Un’associazione di idee legata alla convinzione che il recente stallo del sistema politico-istituzionale italiano abbia molto in comune con l’attuale stallo delle istituzioni comunitarie. Mattarella parlò ai capi dei partiti politici italiani, Draghi ha parlato ai capi di Stato e di governo europei. In entrambi i casi, il messaggio è stato: se volete avere un futuro, abbandonate i vostri piccoli calcoli di bottega elettorale, fate quadrato e datevi un metodo e un assetto al passo con i tempi. Quel che serve, ha detto Mario Draghi anticipando i contenuti dello studio sulla competitività che presenterà in giugno, è “un cambiamento radicale“. Le politiche di grandi potenze globali come la Cina e gli Stati Uniti, ha incalzato l’ex presidente della Bce, “sono progettate per indirizzare gli investimenti verso le loro economie a scapito delle nostre o, nel caso peggiore, sono progettate per renderci permanentemente dipendenti da loro”.

Il mondo è cambiato, dobbiamo cambiare anche noi. “Abbiamo confidato nella parità di condizioni a livello globale e nell’ordine internazionale basato su regole, aspettandoci che altri facessero lo stesso. Ma ora il mondo sta cambiando rapidamente, ci ha colto di sorpresa, e gli altri non rispettano più le regole ed elaborano politiche per rafforzare la loro posizione”. Per questo all’Europa serve la “massima coesione politica”. Per questo dobbiamo smetterla “di vedere in noi stessi i nostri concorrenti”. Per questo occorre mettere radicalmente mano “alla nostra organizzazione, al processo decisionale e ai finanziamenti”, che dovranno essere sempre più privati e non solo pubblici.

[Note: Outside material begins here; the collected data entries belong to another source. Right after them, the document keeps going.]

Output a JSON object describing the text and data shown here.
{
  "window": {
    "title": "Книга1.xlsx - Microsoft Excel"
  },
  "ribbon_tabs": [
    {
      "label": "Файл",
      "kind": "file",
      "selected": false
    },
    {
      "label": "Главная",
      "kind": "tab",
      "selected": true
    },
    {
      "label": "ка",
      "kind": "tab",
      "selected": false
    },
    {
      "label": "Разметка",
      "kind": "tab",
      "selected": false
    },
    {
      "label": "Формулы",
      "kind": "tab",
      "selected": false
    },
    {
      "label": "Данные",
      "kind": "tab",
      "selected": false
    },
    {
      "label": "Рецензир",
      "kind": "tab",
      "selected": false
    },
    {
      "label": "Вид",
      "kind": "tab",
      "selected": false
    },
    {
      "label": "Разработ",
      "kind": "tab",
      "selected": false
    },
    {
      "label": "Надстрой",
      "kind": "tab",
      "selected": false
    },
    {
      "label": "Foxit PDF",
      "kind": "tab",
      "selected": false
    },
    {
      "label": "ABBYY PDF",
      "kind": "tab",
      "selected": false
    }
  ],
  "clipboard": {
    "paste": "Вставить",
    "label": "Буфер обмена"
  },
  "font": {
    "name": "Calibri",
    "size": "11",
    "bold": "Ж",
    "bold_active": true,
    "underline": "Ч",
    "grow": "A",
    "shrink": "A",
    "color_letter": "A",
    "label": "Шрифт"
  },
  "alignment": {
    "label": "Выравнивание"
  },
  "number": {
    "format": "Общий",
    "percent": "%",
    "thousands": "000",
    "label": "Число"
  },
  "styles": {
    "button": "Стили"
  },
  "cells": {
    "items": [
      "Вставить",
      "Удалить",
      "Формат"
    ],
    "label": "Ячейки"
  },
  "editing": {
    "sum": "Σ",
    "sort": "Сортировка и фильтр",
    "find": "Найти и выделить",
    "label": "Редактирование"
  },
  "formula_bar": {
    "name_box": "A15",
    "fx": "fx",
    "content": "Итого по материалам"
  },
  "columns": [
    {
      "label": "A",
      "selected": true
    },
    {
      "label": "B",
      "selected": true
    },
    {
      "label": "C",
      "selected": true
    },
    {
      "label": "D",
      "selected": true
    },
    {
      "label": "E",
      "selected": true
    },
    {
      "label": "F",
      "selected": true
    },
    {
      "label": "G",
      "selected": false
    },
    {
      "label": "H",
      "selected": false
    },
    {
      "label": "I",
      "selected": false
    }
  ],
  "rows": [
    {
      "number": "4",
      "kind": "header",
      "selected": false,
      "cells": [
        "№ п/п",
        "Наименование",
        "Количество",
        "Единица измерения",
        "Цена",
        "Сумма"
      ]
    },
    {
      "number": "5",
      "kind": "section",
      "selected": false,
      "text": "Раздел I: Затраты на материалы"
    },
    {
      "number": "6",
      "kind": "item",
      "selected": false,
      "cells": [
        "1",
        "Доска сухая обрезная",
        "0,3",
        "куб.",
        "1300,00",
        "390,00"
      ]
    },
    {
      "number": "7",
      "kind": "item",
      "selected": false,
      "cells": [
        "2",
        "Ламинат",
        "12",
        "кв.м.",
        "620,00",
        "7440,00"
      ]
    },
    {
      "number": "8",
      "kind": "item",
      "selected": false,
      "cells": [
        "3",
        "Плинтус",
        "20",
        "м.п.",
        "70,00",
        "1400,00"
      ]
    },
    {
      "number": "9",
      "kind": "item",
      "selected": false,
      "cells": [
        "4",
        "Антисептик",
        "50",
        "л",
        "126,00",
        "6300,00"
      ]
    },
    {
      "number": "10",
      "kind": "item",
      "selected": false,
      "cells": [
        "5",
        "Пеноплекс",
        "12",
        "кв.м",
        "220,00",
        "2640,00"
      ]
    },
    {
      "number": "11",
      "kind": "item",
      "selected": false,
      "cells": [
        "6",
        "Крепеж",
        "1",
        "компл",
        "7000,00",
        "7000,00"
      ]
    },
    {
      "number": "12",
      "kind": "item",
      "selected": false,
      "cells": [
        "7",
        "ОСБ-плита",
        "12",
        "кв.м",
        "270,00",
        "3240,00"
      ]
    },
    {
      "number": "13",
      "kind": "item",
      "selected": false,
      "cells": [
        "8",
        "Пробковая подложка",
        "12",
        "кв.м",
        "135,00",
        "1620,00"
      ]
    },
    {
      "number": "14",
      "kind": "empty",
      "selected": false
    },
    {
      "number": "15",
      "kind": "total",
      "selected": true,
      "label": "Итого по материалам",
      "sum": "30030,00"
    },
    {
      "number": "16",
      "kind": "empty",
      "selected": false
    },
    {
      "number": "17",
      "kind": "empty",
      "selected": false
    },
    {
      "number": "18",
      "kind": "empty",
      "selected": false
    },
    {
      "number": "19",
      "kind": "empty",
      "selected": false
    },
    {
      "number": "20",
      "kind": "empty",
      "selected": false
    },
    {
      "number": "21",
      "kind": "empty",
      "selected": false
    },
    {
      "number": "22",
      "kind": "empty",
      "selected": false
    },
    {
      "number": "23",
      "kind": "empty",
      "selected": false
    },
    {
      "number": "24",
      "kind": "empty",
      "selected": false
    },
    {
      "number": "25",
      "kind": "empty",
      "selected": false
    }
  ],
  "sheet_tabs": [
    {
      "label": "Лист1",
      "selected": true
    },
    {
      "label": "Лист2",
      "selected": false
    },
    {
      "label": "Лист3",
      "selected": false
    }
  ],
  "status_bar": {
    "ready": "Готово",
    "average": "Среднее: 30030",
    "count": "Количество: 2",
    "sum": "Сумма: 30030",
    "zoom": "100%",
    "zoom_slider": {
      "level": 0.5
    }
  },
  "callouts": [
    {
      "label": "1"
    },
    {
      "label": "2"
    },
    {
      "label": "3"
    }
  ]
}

Serve “un rinnovato partneriato tra gli Stati membri”. Serve “una strategia industriale comune” a partire dall’industria della Difesa. Serve, cioè, fare dell’Unione Europea non più la sommatoria di tanti miopi egoismi nazionali, ma un soggetto politico lungimirante, animato da un comune sentire e che condivida obiettivi comuni. Servono gli Stati Uniti d’Europa. Segue monito conclusivo: “Data l’urgenza, non abbiamo il lusso di ritardare le risposte fino alla prossima modifica dei Trattati. Per assicurare coerenza tra i diversi strumenti politici, dobbiamo essere in grado di sviluppare un nuovo strumento strategico per il coordinamento delle politiche economiche. E se arriviamo alla conclusione che non è fattibile, in alcuni casi specifici dovremmo essere pronti a considerare di andare avanti con un sottogruppo di Stati, ad esempio per andare avanti sull’unione dei mercati capitali per mobilitare investimenti”.

Comincia, così, a prendere forma l’ipotesi di una Unione europea e due velocità… È stato, quello odierno, un primo assaggio del discorso che Mario Draghi pronuncerà in giugno. Speriamo solo che i capi di Stato e di governo dell’Unione lo prendano sul serio più di quanto non abbiano fatto i capi dei partiti politici italiani con le parole di Sergio Mattarella e, prima di lui, di Giorgio Napolitano.